Principal component analysis (PCA)

PCA was used to classify GBM patients into subgroups and to estimate patient prognosis in a simple form, such as a linear combination of expression values of target genes and estimates of T-cell status, as previously described [31,32]. PCA was performed using normalized values of fragments per kilobase of exon per million mapped sequence reads (FPKM) of target genes using a multivariate analysis tool for PCA using built-in modules in JMP (SAS Institute Inc., Tokyo, Japan).

Kaplan-Meier analysis

The Kaplan-Meier method was used to estimate survival distributions for each group with log-rank test among subgroups using JMP built-in modules (SAS Institute Inc., Tokyo, Japan).

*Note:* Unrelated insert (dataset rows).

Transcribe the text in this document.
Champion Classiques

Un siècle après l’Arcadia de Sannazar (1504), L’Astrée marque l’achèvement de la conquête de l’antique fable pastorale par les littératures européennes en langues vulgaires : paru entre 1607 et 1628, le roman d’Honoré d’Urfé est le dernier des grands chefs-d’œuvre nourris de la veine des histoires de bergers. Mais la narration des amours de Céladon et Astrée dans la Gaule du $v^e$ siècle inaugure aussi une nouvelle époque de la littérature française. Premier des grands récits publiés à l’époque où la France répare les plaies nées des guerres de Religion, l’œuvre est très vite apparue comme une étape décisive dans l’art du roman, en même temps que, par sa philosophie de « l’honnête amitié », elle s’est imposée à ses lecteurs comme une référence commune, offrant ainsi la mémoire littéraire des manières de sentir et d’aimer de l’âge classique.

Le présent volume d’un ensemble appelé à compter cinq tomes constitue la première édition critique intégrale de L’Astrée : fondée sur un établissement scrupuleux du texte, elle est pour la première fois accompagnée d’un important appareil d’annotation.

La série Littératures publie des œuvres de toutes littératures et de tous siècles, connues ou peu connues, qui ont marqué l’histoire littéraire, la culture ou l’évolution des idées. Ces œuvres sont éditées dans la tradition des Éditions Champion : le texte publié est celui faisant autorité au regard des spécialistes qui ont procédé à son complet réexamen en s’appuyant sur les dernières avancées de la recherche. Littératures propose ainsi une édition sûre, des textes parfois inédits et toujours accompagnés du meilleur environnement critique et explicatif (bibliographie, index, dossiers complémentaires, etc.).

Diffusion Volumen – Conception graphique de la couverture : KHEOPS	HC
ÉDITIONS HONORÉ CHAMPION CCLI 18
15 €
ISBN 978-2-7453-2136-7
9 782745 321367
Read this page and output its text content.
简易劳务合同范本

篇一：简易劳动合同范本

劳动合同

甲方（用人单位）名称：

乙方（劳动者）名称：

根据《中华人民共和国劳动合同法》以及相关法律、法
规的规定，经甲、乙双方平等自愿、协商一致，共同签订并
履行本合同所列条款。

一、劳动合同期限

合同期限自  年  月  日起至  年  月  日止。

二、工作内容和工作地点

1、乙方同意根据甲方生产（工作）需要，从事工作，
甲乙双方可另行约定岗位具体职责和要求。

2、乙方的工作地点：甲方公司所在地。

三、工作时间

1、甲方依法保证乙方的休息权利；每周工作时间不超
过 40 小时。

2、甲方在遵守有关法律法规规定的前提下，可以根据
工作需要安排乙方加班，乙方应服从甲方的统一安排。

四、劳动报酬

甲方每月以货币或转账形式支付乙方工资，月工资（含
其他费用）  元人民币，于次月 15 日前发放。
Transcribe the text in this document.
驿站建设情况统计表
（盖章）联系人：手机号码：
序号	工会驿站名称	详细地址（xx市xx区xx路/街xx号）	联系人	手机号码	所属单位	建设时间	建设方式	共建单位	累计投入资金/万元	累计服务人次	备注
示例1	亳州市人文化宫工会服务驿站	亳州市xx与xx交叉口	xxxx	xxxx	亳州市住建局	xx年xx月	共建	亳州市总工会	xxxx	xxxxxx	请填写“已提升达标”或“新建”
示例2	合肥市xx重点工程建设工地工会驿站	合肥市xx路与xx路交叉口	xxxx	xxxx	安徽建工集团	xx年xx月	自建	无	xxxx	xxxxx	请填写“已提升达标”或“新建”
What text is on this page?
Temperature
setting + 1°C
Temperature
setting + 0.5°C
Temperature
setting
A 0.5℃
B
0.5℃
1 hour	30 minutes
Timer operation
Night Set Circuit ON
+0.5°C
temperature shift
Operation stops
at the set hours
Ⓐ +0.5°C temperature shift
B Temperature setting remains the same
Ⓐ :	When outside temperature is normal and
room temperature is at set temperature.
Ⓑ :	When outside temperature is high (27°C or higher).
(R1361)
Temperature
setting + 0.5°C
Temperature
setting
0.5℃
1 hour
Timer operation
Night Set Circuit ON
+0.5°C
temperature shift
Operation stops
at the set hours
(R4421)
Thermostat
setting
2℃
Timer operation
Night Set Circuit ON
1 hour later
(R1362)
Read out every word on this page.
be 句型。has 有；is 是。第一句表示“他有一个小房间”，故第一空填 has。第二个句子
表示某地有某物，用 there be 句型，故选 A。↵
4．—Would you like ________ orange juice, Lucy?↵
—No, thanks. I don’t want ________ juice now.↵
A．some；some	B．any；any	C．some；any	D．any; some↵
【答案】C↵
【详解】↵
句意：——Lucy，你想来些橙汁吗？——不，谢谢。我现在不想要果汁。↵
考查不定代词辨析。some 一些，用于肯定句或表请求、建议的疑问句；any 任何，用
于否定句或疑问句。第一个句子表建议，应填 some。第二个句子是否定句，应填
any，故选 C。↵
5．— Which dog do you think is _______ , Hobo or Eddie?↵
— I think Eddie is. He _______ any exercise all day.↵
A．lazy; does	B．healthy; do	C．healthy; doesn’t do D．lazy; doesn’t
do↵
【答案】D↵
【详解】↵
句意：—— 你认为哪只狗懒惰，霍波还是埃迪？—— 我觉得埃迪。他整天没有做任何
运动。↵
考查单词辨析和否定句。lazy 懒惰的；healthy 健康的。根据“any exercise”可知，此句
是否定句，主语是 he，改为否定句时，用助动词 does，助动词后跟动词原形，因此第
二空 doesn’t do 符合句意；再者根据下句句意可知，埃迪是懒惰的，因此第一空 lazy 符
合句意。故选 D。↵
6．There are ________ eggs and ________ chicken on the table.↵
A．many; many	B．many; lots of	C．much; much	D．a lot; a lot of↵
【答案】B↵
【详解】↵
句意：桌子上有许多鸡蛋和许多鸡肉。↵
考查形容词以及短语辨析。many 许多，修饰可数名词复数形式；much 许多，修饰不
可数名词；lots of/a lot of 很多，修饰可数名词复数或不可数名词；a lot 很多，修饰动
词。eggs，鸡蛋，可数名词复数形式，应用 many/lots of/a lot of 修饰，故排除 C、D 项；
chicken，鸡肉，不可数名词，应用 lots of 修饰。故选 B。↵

Hazard ratios (HR) and 95% confidence intervals (CI) were calculated based on a logistic regression model with respect to clinical variables that were assessed via multivariate analysis with stepwise selection to compare groups. Overall survival (OS) was defined as the date of diagnosis of GBM to the date of death or last follow-up.

Clustering analysis and gene ontology (GO) analysis

Clustering was performed using a hierarchical clustering method using JMP built-in modules (SAS Institute Inc., Tokyo, Japan). Functional GO annotation was performed using GOstat [33] and The Database for Annotation, Visualization and Integrated Discovery (DAVID) v6.8 [34].

Statistics

Statistical analyses were performed using R software [35], Bioconductor [36], and JMP v10 (SAS Institute Inc., Tokyo, Japan). Statistical significance was assessed using a log-rank test, two-sample t-test, chi-square (χ2) test, one-way analysis of variance (ANOVA), and Wilcoxon/Kruskal-Wallis test as appropriate. P* < 0.05 was considered statistically significant.

Author contributions

YT, AK, and RY designed the experiments. YT, AK, TK, and AH performed the experiments. YT, AK, and RY analyzed data. YT and RY wrote the manuscript.

CONFLICTS OF INTEREST

The authors have declared that no conflict of interest exists.

FUNDING

This work was supported in part by JSPS KAKENHI grant number 16H05441 to R.Y.